Having a comprehensive understanding of how money grows is a must if you want to achieve success, both financially and personally. Don’t be one of those guys who could have made it big but didn’t because you could not manage your money. Be the guy who did make it big.
Here we discuss some of the key mistakes millennials tend to make when making financial decisions. Read them thoroughly, understand them, and make sure you do not commit them.
1. Not Building an Emergency Fund
People in the current generation believe in ‘living in the moment’ and do not focus on the future. Although it seems to be the right thing to do, not planning for the future can prove disastrous. Any financial calamity can occur suddenly, leading to a loss of assets or revenue. At such a time, if you do not have some additional deposit saved, you can find yourself in a pickle.
Hence, you should always keep an account separate for emergencies. As a result, even if there is a problem with your finances, you can use that deposit to sustain it. It is generally recommended to create an emergency fund covering 6 to 9 months of your expenditure.
2. Not Having a Budget
The revenue you earn every month is obvious to you. However, the expenditures are not. There can be any unforeseen expenses that may befall you any day.
It can be an event like a rock concert, a commodity that you find attractive or useful, or there is an essential task such as repairing and maintenance that you did not expect. All these can be a dent in your earnings. Hence, you should plan for the month to start itself and keep some amount for the unforeseen expenditures.
3. Neglecting Cash Flow
It is essential to keep track of the cash flow. It means that you should be aware of how much revenue is coming in and going out. It is a normal tendency for individuals to increase their expenses with an increase in earnings.

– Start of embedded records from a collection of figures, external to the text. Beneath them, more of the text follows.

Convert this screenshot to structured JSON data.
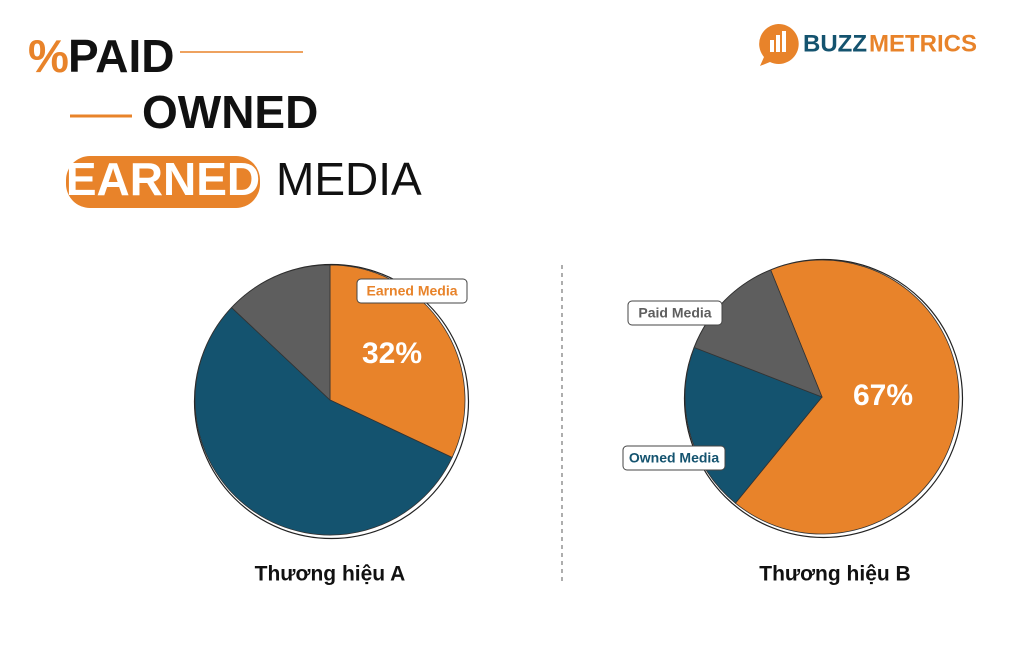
{
  "header": {
    "percent": "%",
    "paid": "PAID",
    "owned": "OWNED",
    "earned": "EARNED",
    "media": "MEDIA",
    "logo_buzz": "BUZZ",
    "logo_metrics": "METRICS"
  },
  "chart_data": [
    {
      "type": "pie",
      "title": "Thương hiệu A",
      "categories": [
        "Earned Media",
        null,
        null
      ],
      "values": [
        32,
        55,
        13
      ],
      "value_labels": [
        "32%",
        null,
        null
      ],
      "colors": [
        "#e8832a",
        "#14536f",
        "#5e5e5e"
      ]
    },
    {
      "type": "pie",
      "title": "Thương hiệu B",
      "categories": [
        null,
        "Owned Media",
        "Paid Media"
      ],
      "values": [
        67,
        20,
        13
      ],
      "value_labels": [
        "67%",
        null,
        null
      ],
      "colors": [
        "#e8832a",
        "#14536f",
        "#5e5e5e"
      ]
    }
  ]
}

However, sometimes you lose track of the expenses and spend on expensive yet worthless products that are not in accordance with the earnings.

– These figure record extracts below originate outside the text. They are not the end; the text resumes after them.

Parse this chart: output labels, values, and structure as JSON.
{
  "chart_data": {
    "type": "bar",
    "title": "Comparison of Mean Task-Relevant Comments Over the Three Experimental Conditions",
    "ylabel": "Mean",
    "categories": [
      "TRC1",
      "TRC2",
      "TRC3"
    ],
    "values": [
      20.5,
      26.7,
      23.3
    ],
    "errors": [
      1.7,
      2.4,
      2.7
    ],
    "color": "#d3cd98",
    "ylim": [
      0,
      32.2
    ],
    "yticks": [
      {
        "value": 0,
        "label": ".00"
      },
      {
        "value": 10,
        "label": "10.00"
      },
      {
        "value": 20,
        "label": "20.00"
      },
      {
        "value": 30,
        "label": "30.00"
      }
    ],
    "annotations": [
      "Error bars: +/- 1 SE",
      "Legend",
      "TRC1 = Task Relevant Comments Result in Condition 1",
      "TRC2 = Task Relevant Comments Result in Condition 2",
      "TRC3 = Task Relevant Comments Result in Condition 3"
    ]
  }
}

4. Spending More Than the Income
You should never spend more than you earn. However, if that happens, you start digging into your savings and deplete it slowly. Hence, you should always monitor your earnings and see that the expenditure does not exceed it.
5. Getting Hung Up on Small Things
It means that you should be not getting caught up in saving the expenses on small stuff but miss out on huge savings in other aspects. For instance, if you decide to quit coffee, you could save a hundred dollars a month. However, at the same time, you buy something expensive that costs five hundred dollars, i.e., five months of saving on coffee.
6. Not Saving For Retirement
Saving for your retirement may seem to be a thankless task today, but indeed after years, you will thank yourself. You may realize that it is necessary to save for retirement but think that you have a lot of time. Instead, the earlier you start saving for retirement, the more the funds you will have after retirement.